In the year 2000, catastrophic predictions at the beginning of the millennium aside, we hoped not to repeat the horrors of the 20th century. With September 11, 2001, many hopes collapsed along with the twin towers, a tragedy exacerbated by the invasions of Afghanistan and Iraq, to which new destruction of countries and lives has been added due to external incursions and internal conflicts, a pandemic that it still does not cease and, in 2022, the Russian imperial nightmare in Ukraine. Subtracting from peace and adding to violence and suffering seems at times the fate of the new century in the international arena, proof that the powers have not learned from history neither restraint nor prudence.
In Mexico, since the year 2000, the hopes of achieving a harmonious coexistence and a reliable government have traveled the slide of the “democratic transition”, the ill-planned war “against the drug”, the remake of the old-new PRI and the turned off rocket of a government that aroused great expectations and has been, if not a total fiasco, a source of disappointment for many. In little more than 20 years, the aerostat of democratic hopes, despite the constant citizen work since the 1990s, has been losing height.
Past disappointments – which partially summarize the daily experience of millions of people – do not, however, mark a fatal path. If life can be read like a novel, action can lead us through new threads and challenges. Even though the image of history as a pile of ruins (W. Benjamin) suggests a non-time paralyzed between past and future, the imagination can open gaps towards a less hostile landscape.
Faced with a year that from the first day –and the second– presents risks and difficulties in the national political sphere, asking ourselves what we have in excess and what we lack to preserve democracy, move towards a less thorny coexistence and achieve a more just society can be a starting point to state desires and purposes without falling into catastrophism or wild illusion.
We have plenty of violence, discrimination and exclusion. It is urgent to stop the accumulation of disappearances, intentional murders and femicides, which already exceed amazing numbers: 109,000, 32,000, 3,200; reduce the numbers of families in poverty and extreme poverty; reduce the impunity that facilitates the growing murder of journalists and defenders and leaves victims of sexual and vicarious violence out in the open while filling the jails with presumed culprits who are adding years without sentence.

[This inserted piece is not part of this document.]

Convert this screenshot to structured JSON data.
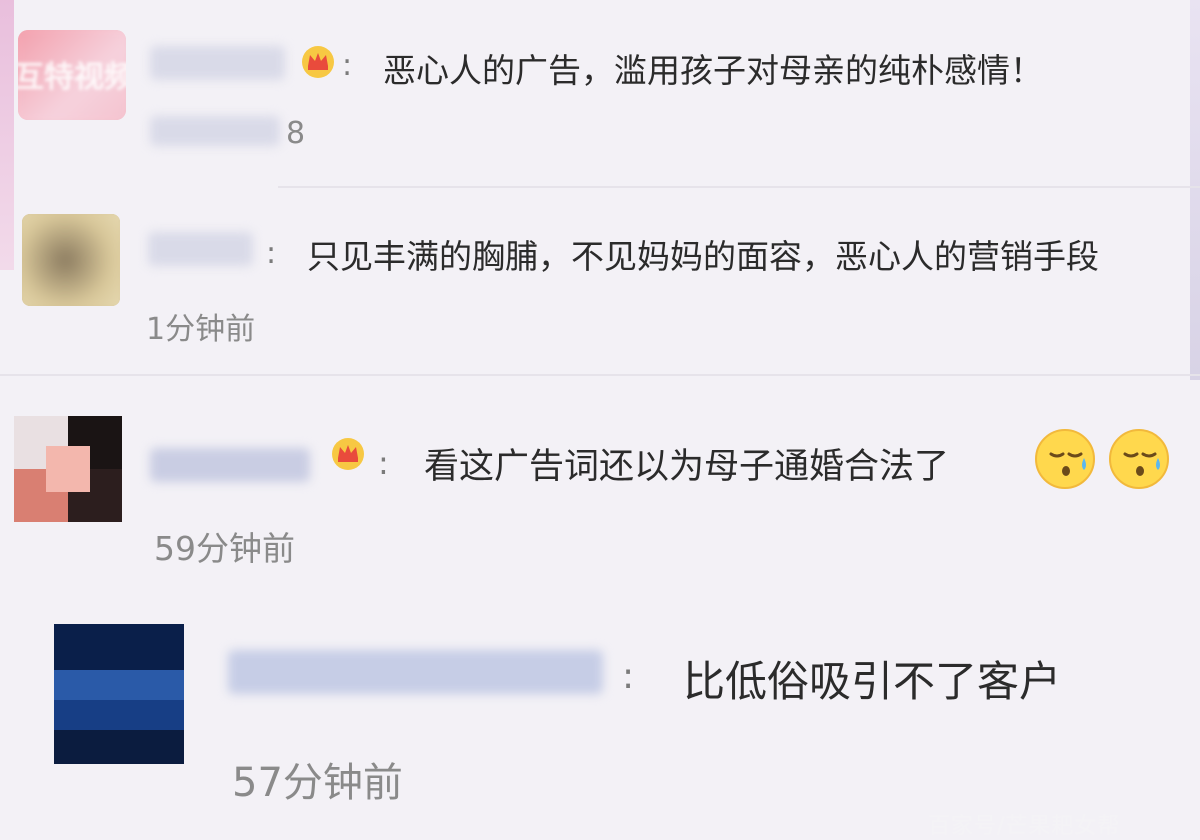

We need less demagogy, less lies, less stigmatizing, dangerous and polarizing speeches, less corruption, omissions and complicity, from rulers and officials and from those in society who prefer to continue in the game of power and money.
Instead, we lack peace; not the peace of the graves, nor the false peace of resignation and fear. A peace that implies not only the absence of war but the will to build together, the search for harmony. It is urgent to unite voices for equality from diversity, add actions and practices against discrimination and arbitrariness, stop contributing to the burden of degrading stereotypes of gender, ethnicity and class that (with or without a polarizing discourse from power) contribute to maintaining an unfair status quo, already intolerable. Continuous criticism of the official discourse –which often reproduces what it says it hates– is not enough. Pointing out other people’s mistakes without self-criticism can be sterile. Adding to a constructive (self) criticism proposals, programs, ideas is today an urgent task of the “opposition” (if it wants to be a government), of institutions, companies, organizations and people, if we want to successfully challenge the dangers of runaway authoritarianism, the institutionalized illegality, dehumanizing poverty, murderous machismo, criminal violence, institutional violence, the cesspool of impunity. Let’s choose to prevent, not regret; listen, don’t assume; dialogue, not disqualify.
For a 2023 with less fantasy and more determination, less fatalism and more trust in citizen action.